Well, it looks like the White House found a little inspiration in Gov. Hogan’s private school prioritization. Because last week, President Trump proposed a budget that cut funding from the exact same public school programs while increasing spending on vouchers.

Here’s Education Week’s reporting:

“The proposal would completely scrap two big programs: Supporting Effective Instruction State Grants, or Title II, which is currently funded at $2.25 billion and helps states and districts hire and provide professional development for teachers. The budget proposal would also get rid of the 21st Century Community Learning Centers program, which is funded at more than $1 billion currently and finances after-school and extended-learning programs.
“Trump is also proposing a new $250 million private school choice initiative that could provide vouchers for use at private schools, including religious schools.”


“The priorities Donald Trump outlined in his budget are reckless and wrong for students and families. If enacted, the Trump budget will crush the dreams of students and deprive millions of opportunities.” — NEA President Lily Eskelsen García

A Potential Double Whammy for Maryland Students

Ifenacted, Trump’s budget would cut $48.3 million from Maryland public schools. Combined with Hogan’s cuts to public schools in his budget, that would take away roughly $68 million — coincidentally the same amount of school funding cut by the governor in 2015.

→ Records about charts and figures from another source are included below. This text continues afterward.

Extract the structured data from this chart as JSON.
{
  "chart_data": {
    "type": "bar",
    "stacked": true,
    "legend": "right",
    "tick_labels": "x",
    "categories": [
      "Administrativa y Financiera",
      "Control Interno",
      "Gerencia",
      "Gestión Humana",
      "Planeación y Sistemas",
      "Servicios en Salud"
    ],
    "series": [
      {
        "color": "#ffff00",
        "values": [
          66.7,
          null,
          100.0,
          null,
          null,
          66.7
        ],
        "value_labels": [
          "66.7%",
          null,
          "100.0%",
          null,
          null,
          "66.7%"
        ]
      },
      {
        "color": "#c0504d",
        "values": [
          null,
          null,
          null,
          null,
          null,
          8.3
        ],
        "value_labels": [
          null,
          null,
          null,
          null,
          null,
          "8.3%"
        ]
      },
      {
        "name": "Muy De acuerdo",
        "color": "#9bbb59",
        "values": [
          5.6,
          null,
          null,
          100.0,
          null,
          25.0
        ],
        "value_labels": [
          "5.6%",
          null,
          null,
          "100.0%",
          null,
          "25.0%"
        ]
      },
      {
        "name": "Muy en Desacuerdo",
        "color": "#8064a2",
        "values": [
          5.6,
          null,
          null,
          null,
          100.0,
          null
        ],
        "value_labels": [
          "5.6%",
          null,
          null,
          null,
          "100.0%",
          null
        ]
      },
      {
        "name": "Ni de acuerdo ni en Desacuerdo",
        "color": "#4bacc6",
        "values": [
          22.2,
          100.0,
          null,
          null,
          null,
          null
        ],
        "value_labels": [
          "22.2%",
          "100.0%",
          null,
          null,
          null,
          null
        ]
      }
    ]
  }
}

This would slow achievement and limit opportunity for thousands of kids in Maryland. According to the Maryland Out of School Time Network, 243,000 children are at risk of hunger in Maryland and 270,873 school-age students are unsupervised for an average of 10 hours per week. Our kids rely on after-school programs like the ones cut by Trump and Hogan for a meal after school and a place to continue their education. And these programs show real results: the most recent program analysis of the 21st Century Community Learning Centers program demonstrated participant gains in homework completion, attendance, and math and English grades.

Of course she did.

Maryland also has a major teacher turnover problem — which makes cutting funding for teacher retention programs a bad idea. According to Maryland State Department of Education data, more than half of new teachers leave the profession in their first three years. Teachers need experience to learn how to adjust classroom management and lesson plans to improve their own instruction — and the more inexperienced teachers are, the harder it is for students to make gains.

Richard Ingersoll, a University of Pennsylvania professor and leading researcher on teacher turnover, estimates that turnover costs school districts in Maryland somewhere between $20 and $45 million per year. So those cuts to teacher retention programs by Trump and Hogan have a compounding effect.

Meanwhile, more and more evidence is showing that vouchers don’t boost student achievement. Here’s the latest takeaway from Stanford University Professor Martin Carnoy, who examined research over the past 25 years, including studies of programs in Milwaukee, New York City, Washington, D.C., Indiana, and Louisiana:

“The lack of evidence that vouchers significantly improve student achievement (test scores), coupled with the evidence of a modest, at best, impact on educational attainment (graduation rates), suggests that an ideological preference for education markets over equity and public accountability is what is driving the push to expand voucher programs.
“Ideology is not a compelling enough reason to switch to vouchers, given the risks. These risks include increased school segregation; the loss of a common, secular educational experience; and the possibility that the flow of inexperienced young teachers filling the lower-paying jobs in private schools will dry up once the security and benefits offered to more experienced teachers in public schools disappear.”

Hogan may not have voted for Trump, but that doesn’t matter nearly as much as whether they share the same policy priorities. On some issues, like health care and refugees, Hogan has been silent when Trump’s actions clearly harm Maryland families. But the governor goes one step further on education — he’s actively pursuing the exact same agenda.